We cannot allow the media to die as a result of COVID-19. We will all live to regret if this happens and our country will be the worst for it.

A country without a strong media that maintains the government with the highest standard of accountability is dead and waiting to be buried.

Our government has also secured an insurance scheme for reporters covering the Presidential Task Force's daily briefings on COVID-19. At this point, I must commend the insurance industry for providing such support within a short period of time.

Our security agencies must continue to ensure that journalists are free to circulate during this period, as they are exempt from all forms of restrictions.

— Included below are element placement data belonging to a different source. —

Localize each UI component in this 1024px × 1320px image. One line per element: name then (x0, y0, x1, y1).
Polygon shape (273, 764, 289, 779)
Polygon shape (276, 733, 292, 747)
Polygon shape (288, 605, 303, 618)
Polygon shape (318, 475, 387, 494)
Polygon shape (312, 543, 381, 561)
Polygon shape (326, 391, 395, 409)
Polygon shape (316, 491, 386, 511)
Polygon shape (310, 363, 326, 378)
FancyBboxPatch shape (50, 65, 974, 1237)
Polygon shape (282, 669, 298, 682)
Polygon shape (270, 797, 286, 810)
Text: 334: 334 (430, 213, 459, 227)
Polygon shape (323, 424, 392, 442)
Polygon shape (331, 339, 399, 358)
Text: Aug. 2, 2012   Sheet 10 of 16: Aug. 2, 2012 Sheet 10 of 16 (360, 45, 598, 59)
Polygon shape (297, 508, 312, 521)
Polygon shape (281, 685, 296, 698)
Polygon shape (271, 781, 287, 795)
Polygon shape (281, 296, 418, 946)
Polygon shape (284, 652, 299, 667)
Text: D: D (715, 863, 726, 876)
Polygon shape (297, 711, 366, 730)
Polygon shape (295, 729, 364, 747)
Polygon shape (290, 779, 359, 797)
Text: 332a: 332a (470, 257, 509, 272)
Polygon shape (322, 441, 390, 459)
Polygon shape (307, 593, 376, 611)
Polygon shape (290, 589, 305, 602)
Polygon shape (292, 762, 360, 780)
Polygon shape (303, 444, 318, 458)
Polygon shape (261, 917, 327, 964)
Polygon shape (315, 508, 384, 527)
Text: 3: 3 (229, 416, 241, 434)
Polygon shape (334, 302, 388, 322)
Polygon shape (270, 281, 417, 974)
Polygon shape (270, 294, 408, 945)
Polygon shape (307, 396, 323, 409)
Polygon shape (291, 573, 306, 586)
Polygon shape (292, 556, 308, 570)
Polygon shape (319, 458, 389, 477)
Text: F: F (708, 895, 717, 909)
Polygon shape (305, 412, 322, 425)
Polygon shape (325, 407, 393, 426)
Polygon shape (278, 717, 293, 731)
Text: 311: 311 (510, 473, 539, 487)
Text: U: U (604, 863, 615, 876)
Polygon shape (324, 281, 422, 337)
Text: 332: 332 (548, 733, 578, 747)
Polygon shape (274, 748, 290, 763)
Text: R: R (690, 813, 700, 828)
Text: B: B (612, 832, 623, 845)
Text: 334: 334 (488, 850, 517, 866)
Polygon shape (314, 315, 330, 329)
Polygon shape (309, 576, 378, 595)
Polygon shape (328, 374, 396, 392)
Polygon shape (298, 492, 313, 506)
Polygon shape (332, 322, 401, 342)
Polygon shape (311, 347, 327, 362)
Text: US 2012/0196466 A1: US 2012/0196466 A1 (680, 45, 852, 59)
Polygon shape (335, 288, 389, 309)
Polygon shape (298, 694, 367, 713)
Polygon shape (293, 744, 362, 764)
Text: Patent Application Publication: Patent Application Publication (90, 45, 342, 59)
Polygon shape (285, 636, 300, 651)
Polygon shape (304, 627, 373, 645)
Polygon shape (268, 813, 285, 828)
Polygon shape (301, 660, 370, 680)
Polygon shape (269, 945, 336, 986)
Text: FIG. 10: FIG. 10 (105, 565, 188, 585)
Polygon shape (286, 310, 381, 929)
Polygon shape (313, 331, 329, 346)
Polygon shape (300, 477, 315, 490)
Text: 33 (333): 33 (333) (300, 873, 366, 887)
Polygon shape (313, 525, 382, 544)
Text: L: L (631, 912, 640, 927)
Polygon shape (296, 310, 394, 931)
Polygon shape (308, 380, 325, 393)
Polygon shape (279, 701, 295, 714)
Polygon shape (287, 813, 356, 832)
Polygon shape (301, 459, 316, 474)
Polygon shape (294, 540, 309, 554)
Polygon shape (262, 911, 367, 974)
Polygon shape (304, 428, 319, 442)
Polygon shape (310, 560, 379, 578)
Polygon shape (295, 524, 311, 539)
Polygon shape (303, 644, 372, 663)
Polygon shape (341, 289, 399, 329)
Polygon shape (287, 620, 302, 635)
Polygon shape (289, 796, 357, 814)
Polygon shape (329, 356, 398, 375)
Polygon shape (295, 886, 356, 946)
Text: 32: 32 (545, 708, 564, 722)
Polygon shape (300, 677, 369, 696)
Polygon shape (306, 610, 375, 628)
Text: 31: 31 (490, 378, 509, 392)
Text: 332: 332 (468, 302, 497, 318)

I want to assure the media that their safety and protection remains our primary concern, especially in these difficult and uncertain times.

We value you and will do our best to ensure that you continue to fulfill your role as the Fourth State of the Kingdom, enshrined in our statute.

Our management also instructed CBN to have banks restructure longer-term loans for all media organizations whose businesses are negatively impacted by COVID-19.

Some of the ideas being analyzed include, among others: Suspension of payment of such loans for one year, to give the media ample funding to pay salaries; and debt forgiveness for loans below N10 million.

Our assistance to the media becomes more urgent, because we are aware of the fact that Nigeria is not ready for the full opening of the economy.

In the coming days, the Nigeria Press Organization (NPO) and CBN will meet to develop the plans, which, in the long run, will give us a medium of which we will all be proud.

After providing assistance to the media, our government will criminalize publishers' failure to pay salaries. Guilty publishers may have their properties confiscated and sold to compensate workers' wages.

We will continue to rely on science, lessons from other parts of the world and the verifiable date for waging war on the pandemic, so that we can return our world to what we know.

The current one is a stranger and we must do everything in our power to get rid of him. It is not something we should get used to; it is something that we must fight with all our strength and defeat quickly.

The light shined by Henry Townsend's Iwe Iroyin must not die. The shine should continue.

I thank you all for your attention. God bless the Federal Republic of Nigeria and protect the media.

Farewell shot: If only that dream can come true, hullabaloo in the media will suffer a natural death.